Natal afirma que a organização criminosa por trás dos assaltos voltou a praticar os ataques no último ano de forma mais frequente. “Eles fazem levantamentos, organizam a logística, simulam como vão fugir e onde ficarão escondidos”, diz. “A organização teve algumas baixas em momentos anteriores, mas acredito que se reorganizaram.”

Para o delegado, o confronto entre suspeitos e policiais militares não é o melhor caminho. “A troca de tiros em uma zona urbana pode atingir um morador, um estabelecimento”, afirma. “Tem que reforça a Polícia Militar, mas dar condições de agir junto com a inteligência da Polícia Civil para se antecipar à ação.”

Ações coordenadas

Para o delegado titular da DIG (Delegacia de Investigações Gerais) de Bauru, também no interior de São Paulo, os lotes de explosivos encontrados em assaltos como esses é mais um dos indicativos de que se tratam de ações coordenadas pela mesma organização criminosa.

“Geralmente são explosivos desviados de pedreiras, utilizados para explodir minérios”, afirma. “Normalmente, são colocados totens de metal para a explosão acontecer remotamente, com um celular acoplado, como ocorreu no caso da Prosegur, no Paraguai.”

O delegado diz ainda que, no decorrer das investigações, percebeu a divisão em células nos ataques. “Existem os núcleos financiados que vão a campo e contratações de células vinculadas aos criminosos para dar apoio. Alguns recebem um determinado valor para vigiar um certo perímetro”, explica. “Tem indivíduos que fazem os monitoramentos, outros são encarregados pela abertura dos cofres e aqueles que buscam o comboio de veículos e das armas. Mas quem lucra mais é o núcleo que faz o financiamento da ação.”

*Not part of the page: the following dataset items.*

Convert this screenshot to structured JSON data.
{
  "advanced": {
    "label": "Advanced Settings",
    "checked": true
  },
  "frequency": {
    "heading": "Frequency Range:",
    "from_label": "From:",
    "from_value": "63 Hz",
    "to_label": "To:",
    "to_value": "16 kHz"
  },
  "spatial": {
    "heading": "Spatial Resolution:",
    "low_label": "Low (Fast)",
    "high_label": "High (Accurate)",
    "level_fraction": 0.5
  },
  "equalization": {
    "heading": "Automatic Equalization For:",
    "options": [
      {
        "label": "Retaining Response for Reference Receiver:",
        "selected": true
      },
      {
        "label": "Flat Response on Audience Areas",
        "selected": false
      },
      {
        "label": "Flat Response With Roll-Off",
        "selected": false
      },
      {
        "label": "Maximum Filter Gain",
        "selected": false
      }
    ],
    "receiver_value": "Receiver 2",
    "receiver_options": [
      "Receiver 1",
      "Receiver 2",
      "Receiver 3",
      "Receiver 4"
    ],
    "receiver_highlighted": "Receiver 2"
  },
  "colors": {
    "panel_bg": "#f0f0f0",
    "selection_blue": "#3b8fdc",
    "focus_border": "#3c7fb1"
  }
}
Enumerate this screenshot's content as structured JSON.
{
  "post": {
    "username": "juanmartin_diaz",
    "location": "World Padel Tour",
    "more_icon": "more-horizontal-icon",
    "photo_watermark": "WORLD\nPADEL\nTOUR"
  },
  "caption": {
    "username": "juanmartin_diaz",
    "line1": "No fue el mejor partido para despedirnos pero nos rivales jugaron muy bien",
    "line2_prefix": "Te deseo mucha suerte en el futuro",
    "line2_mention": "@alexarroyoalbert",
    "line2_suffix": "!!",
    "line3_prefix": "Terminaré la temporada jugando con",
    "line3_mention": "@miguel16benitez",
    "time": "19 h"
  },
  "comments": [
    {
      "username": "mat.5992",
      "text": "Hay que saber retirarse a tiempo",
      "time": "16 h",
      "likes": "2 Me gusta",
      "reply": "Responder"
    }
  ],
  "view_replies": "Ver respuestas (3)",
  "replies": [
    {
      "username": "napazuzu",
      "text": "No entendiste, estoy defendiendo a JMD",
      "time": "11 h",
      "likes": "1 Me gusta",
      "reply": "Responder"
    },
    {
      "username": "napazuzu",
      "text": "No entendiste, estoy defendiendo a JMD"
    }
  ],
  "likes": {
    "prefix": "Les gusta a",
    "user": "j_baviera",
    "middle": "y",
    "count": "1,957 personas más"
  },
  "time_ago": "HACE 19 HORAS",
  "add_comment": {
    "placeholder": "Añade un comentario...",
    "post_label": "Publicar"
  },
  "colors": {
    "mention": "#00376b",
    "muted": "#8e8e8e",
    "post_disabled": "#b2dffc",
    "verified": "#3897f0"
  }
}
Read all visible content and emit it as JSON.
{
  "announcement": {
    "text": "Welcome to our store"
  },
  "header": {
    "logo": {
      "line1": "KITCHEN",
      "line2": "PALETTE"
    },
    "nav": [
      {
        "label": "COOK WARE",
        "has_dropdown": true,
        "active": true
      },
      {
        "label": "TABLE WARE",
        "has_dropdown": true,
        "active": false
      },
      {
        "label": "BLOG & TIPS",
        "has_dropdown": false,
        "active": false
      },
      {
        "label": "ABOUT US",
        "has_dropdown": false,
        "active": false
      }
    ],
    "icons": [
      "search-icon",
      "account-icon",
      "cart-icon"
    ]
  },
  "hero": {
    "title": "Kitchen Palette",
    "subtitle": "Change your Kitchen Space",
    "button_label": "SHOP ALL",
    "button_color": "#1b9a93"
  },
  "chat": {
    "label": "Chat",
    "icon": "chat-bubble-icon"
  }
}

Leia também: Buscas por criminosos continuam em Botucatu (SP) após ataques

O delegado, que atualmente chefia uma investigação sobre um assalto que ocorreu em Ourinhos, afirma que os policiais militares têm dificuldade para atuar em áreas urbanas. “Eles não podem fazer os disparos, já os criminosos não têm essa preocupação.” Para ele, a criação de batalhões da Polícia Militar não deve mudar o cenário. “O confronto não pode ser priorizado.”

Segundo ele, o governo de São Paulo deve investir nas áreas de inteligência e investigação da polícia do Estado. “Não temos pessoas suficientes para investigar algumas ações, precisamos de um incremento, mais policiais para trabalhar em uma investigação”, afirma. O principal ponto do trabalho de inteligência da polícia é, segundo ele, é preciso rastrear o destino do dinheiro roubado. “Sabemos que, provavelmente, será utilizado no tráfico ou lavado, mas é preciso fazer o rastreamento para se tentar chegar às pessoas.”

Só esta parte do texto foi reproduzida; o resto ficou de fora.